この散歩の概要は以下のとおりだ。参考にしてもらいたい。


①イエール大学
ニューヘイブンは天下のイエール大学がある都市としてあまりにも有名で、日本語のウィキペディアには州都のはずのハートフォードの数倍の記載量があり、知名度の差は歴然としている。『日本との関係』の項には、明治時代にイエール大学に留学した著名人の名が列挙されてあるものの、筆者の知らない人ばかりだ。彼らの詳細を見ると、その多くが実業家や政治家であるのに対して一人だけ“吉田鉄太郎”という人は、今もなお現役でラジオパーソナリティをされているとのことであるが、さすがにこれはツッコミ待ちの記事だろう。ともかく富国強兵・殖産興業を推し進めるべく強い志を持った明治の人々を、快く受け入れた教育機関でもあったのだ。



⓶散歩
とりあえず町の中心っぽい場所に辿りついたので、路上駐車スペースに車を停める。日曜の午前中、町は閑散としていて路上の駐車場はガラガラなので簡単に駐車できる。迷子にならぬように通りの名を確認すると、そこはエルムストリートで、ほぼ大学の南端の場所であった。駐車時間上限の二時間分を支払い、散歩を開始する。通りを挟んで南北両方がキャンパスになっていて、筆者はとりあえず北上することにした。この一角はさすが1700年代から続く古い大学だけあって、石やレンガ造りの古めかしい建物が並んでいて、ときに石の彫刻やステンドガラスの窓が美しい結構大きな塔や教会のようなホールなどもあって、中世ヨーロッパのような雰囲気がある。芝の広場やベンチには、イエールの秀才諸君が晴天の下で、一人ノートパソコンを見ていたり、数人で談笑していたりするのがまぶしく感じる。筆者はキャンパスを写真に収めたり、感心した様子で建造物を眺めたりして、“自分はただの旅行者で、不審者ではありません”とやんわりとアピールしておく。



③散歩2
そうして学内の小路をうろうろしていると、ヨーク通りに出てきてしまった。日本の大学は限られた門からしか出入できず、他は塀で囲まれたりしているものだが、ここは各所に出入り口があって自由に行き来できるようだ。ヨーク通りから南方向を見れば、洒落たカフェや店があるようだったので、南へ一度戻ってみることにした。とにかく歩道が広く歩きやすい。広い歩道には街路樹が植えられ、ゴミが少ないのもまた、アメリカらしくない雰囲気を持つ理由だ。ただし犬のクソが放置されていることがあるので、筆者の様にふらふらとよそ見をしながら歩く人は危ない。南下していくとイエール大学所有の美術館(開館が午前11時からで、今回来訪叶わず)やイエール大学グッズを売るショップなどがあって、それらを過ぎるとどうやらキャンパスエリアを出たようで、古い民家が並ぶ。

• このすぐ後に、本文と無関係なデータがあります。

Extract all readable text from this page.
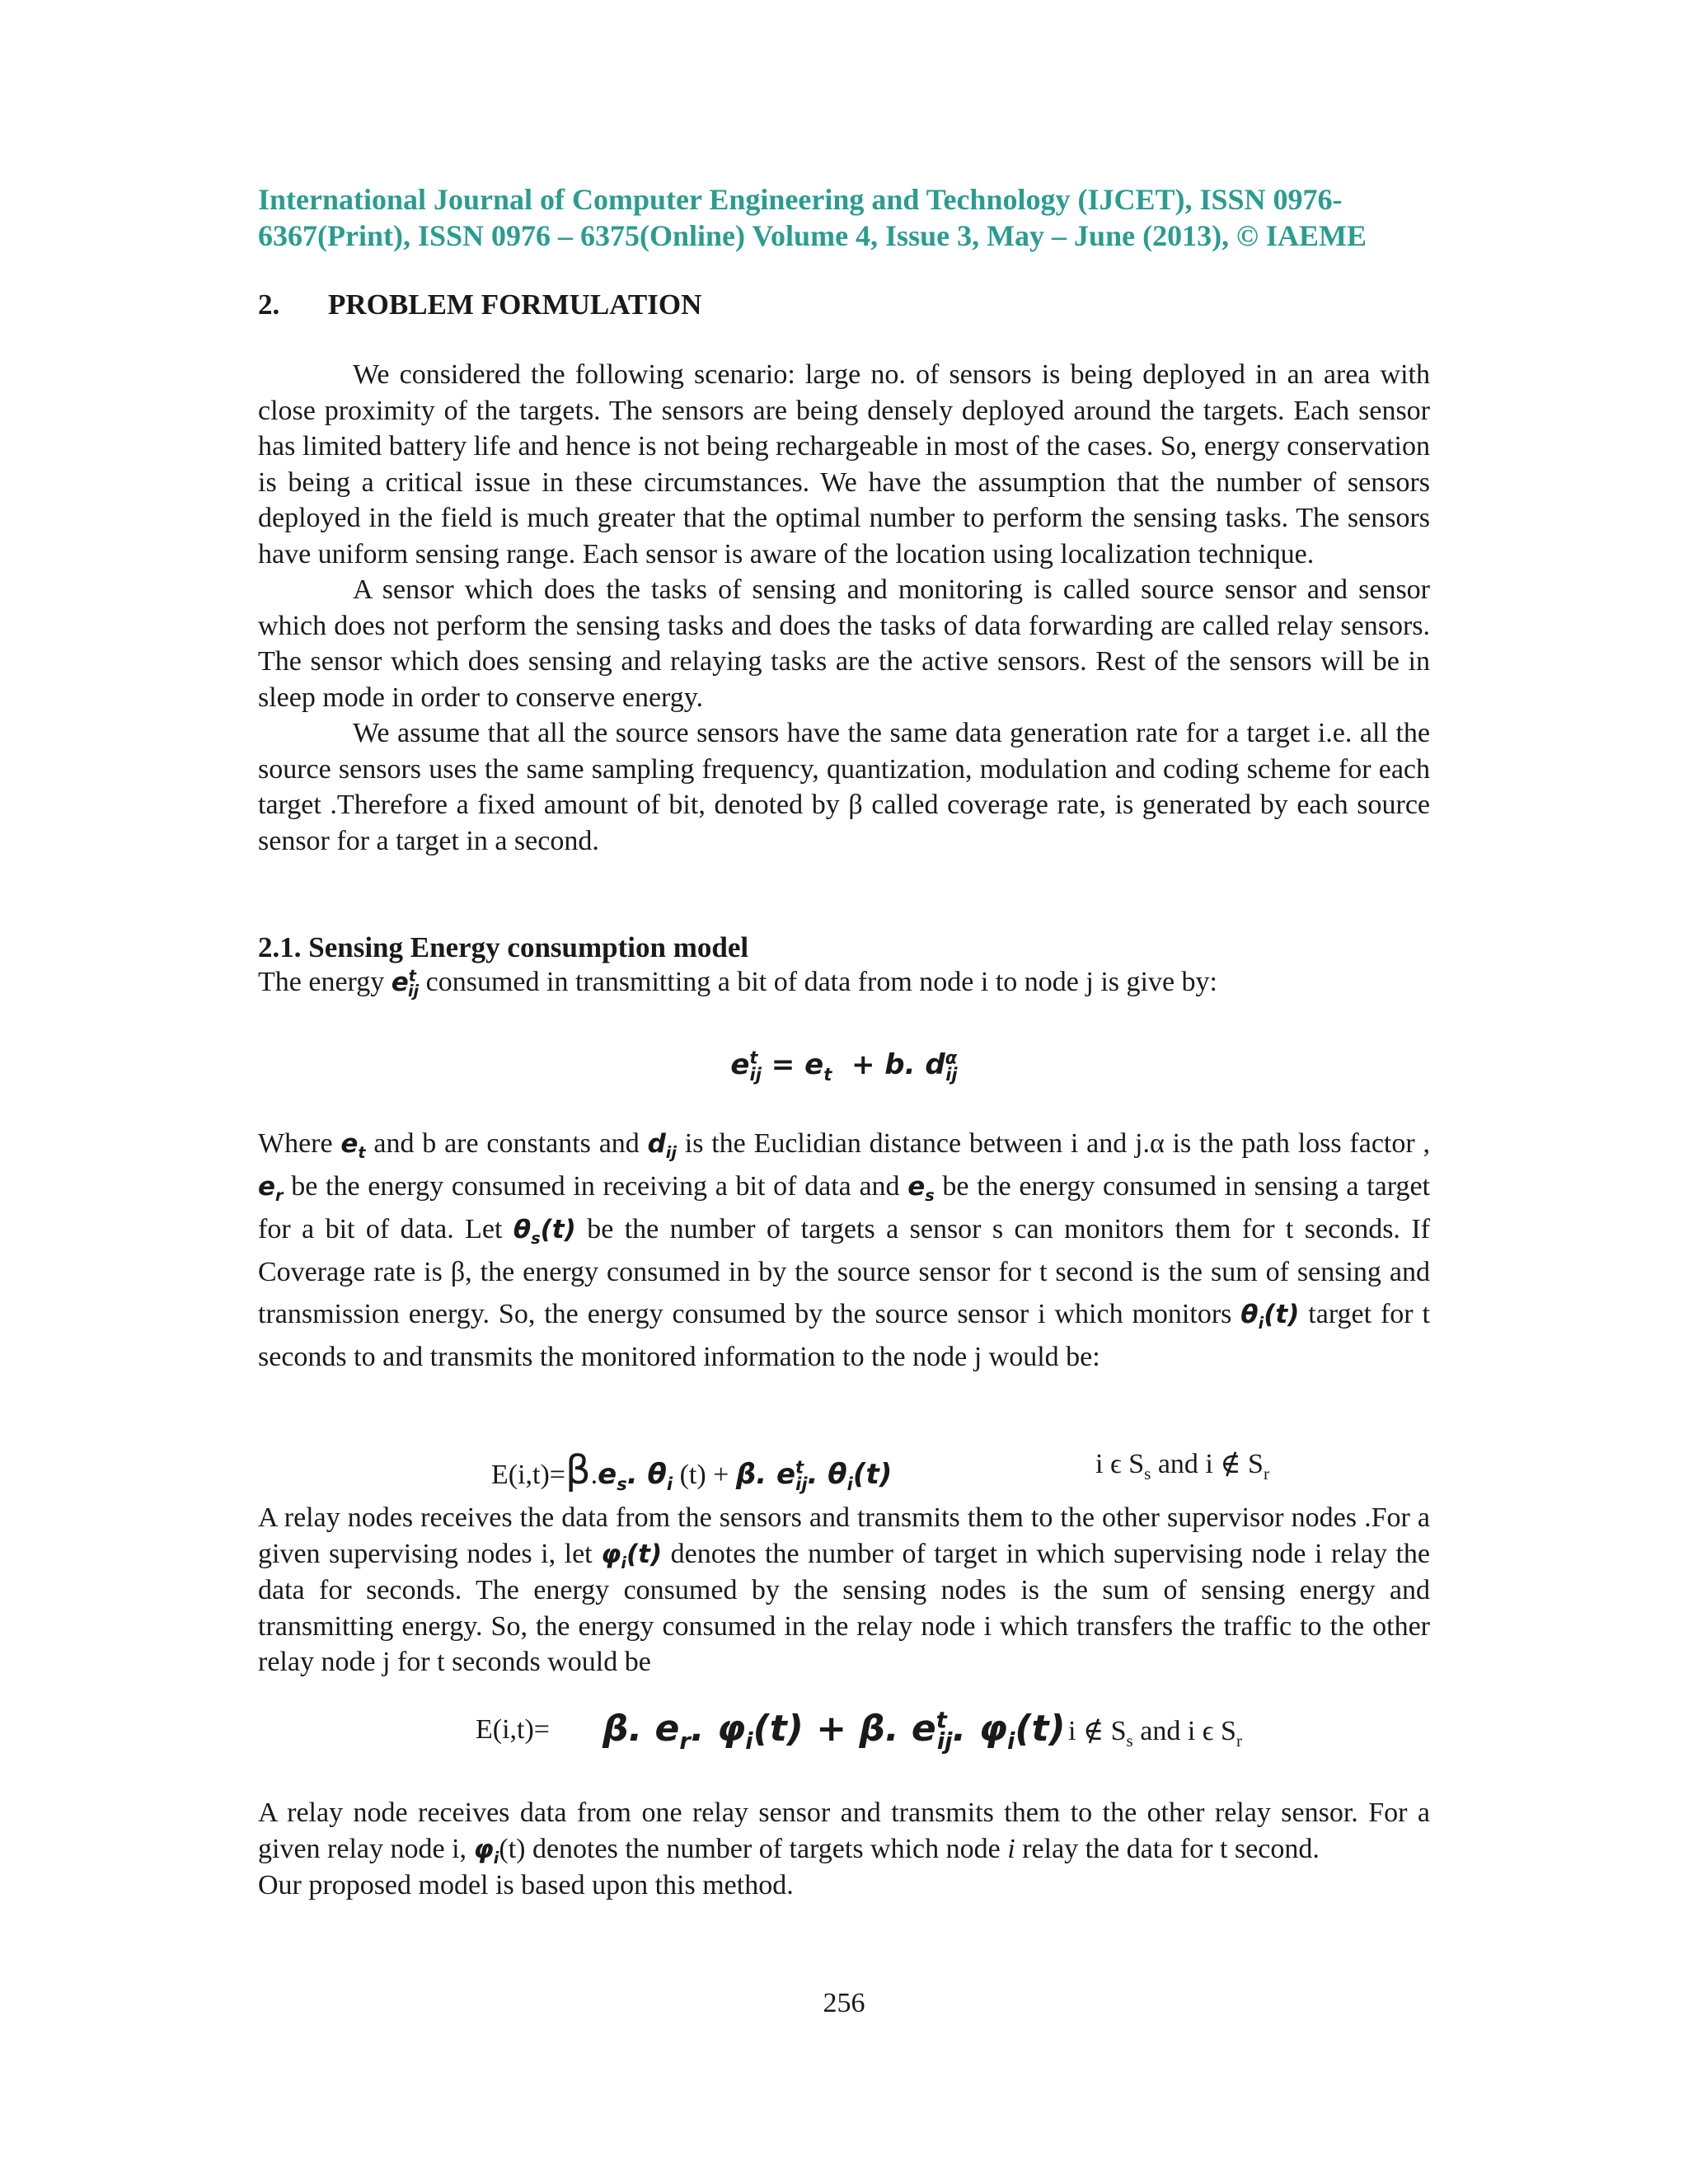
International Journal of Computer Engineering and Technology (IJCET), ISSN 0976-
6367(Print), ISSN 0976 – 6375(Online) Volume 4, Issue 3, May – June (2013), © IAEME
2. PROBLEM FORMULATION

We considered the following scenario: large no. of sensors is being deployed in an area with close proximity of the targets. The sensors are being densely deployed around the targets. Each sensor has limited battery life and hence is not being rechargeable in most of the cases. So, energy conservation is being a critical issue in these circumstances. We have the assumption that the number of sensors deployed in the field is much greater that the optimal number to perform the sensing tasks. The sensors have uniform sensing range. Each sensor is aware of the location using localization technique.

A sensor which does the tasks of sensing and monitoring is called source sensor and sensor which does not perform the sensing tasks and does the tasks of data forwarding are called relay sensors. The sensor which does sensing and relaying tasks are the active sensors. Rest of the sensors will be in sleep mode in order to conserve energy.

We assume that all the source sensors have the same data generation rate for a target i.e. all the source sensors uses the same sampling frequency, quantization, modulation and coding scheme for each target .Therefore a fixed amount of bit, denoted by β called coverage rate, is generated by each source sensor for a target in a second.

2.1. Sensing Energy consumption model
The energy $e^t_{ij}$ consumed in transmitting a bit of data from node i to node j is give by:
$e^t_{ij} = e_t + b$. $d^\alpha_{ij}$

Where $e_t$ and b are constants and $d_{ij}$ is the Euclidian distance between i and j.α is the path loss factor , $e_r$ be the energy consumed in receiving a bit of data and $e_s$ be the energy consumed in sensing a target for a bit of data. Let $\theta_s(t)$ be the number of targets a sensor s can monitors them for t seconds. If Coverage rate is β, the energy consumed in by the source sensor for t second is the sum of sensing and transmission energy. So, the energy consumed by the source sensor i which monitors $\theta_i(t)$ target for t seconds to and transmits the monitored information to the node j would be:

$E(i,t)=\beta.e_s$. $\theta_i$ (t) + β. $e^t_{ij}$. $\theta_i(t)$	i ϵ $S_s$ and i ∉ $S_r$

A relay nodes receives the data from the sensors and transmits them to the other supervisor nodes .For a given supervising nodes i, let $\varphi_i(t)$ denotes the number of target in which supervising node i relay the data for seconds. The energy consumed by the sensing nodes is the sum of sensing energy and transmitting energy. So, the energy consumed in the relay node i which transfers the traffic to the other relay node j for t seconds would be

E(i,t)= β. $e_r$. $\varphi_i(t) + \beta$. $e^t_{ij}$. $\varphi_i(t)$ i ∉ $S_s$ and i ϵ $S_r$

A relay node receives data from one relay sensor and transmits them to the other relay sensor. For a given relay node i, $\varphi_i(t)$ denotes the number of targets which node i relay the data for t second.

Our proposed model is based upon this method.

256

どれも数段の石段を上ってから玄関がある様式の家なので、この付近は昔は洪水に見舞われることが多かったのかも知れない。




④散歩3
筆者はまだ歩き足りなかったのでプロスペクト通りを北上し、再びキャンパスを抜ける。キャンパス内を一般道路が縦横断している点も日本の大学とは異なる。そうすると左手にまるで城壁のような壁に囲まれた広大な墓地が現れる。こういった古い町の中心にある墓地というものは歴史が古く、見どころがあるのが常なので、入り口をもとめて城壁沿いを歩くものの、一向に入り口に遭遇せずについには一周してしまった。もしかしたらイエールのロゴが付いたユニフォーム姿のホッケー部女子集団がキャッキャしているのに気を取られているうちに見過ごしたのかも知れない。墓の北側は運河の跡があって今はトレイルになっている。その向こうにも何とも西洋風な大きな病院のようなマンションのような、または城のような建物があり、興味を持って調べるとパウリ・マリー・カレッジというイェールとは別の大学のようであった。



車に戻ると駐車上限時間の10分前、約100分で8000歩の散歩となった。帰宅してからパウリ・マリー・カレッジについて調べると、これは“レジデンシャルカレッジ”といい、どうやらいわゆる“大学”ではなく、イエールの学生が衣食住を共にしながら切磋琢磨する施設のことらしい。イエール大は学内にこういった施設を複数持っているとのことで、そういえば大学内にも“○○カレッジ”と銘打ったやや生活臭のする建物があったのを思い出す。ふと、筆者がかつて某地方都市の予備校の寮で送った生活を思い出し、それを何とかイエールの秀才・野心家たちの生活と重ね合わせようと試みたが、くだらないことや浪人生ならではの下世話の思い出ばかりが出てきてしまい、諦めました。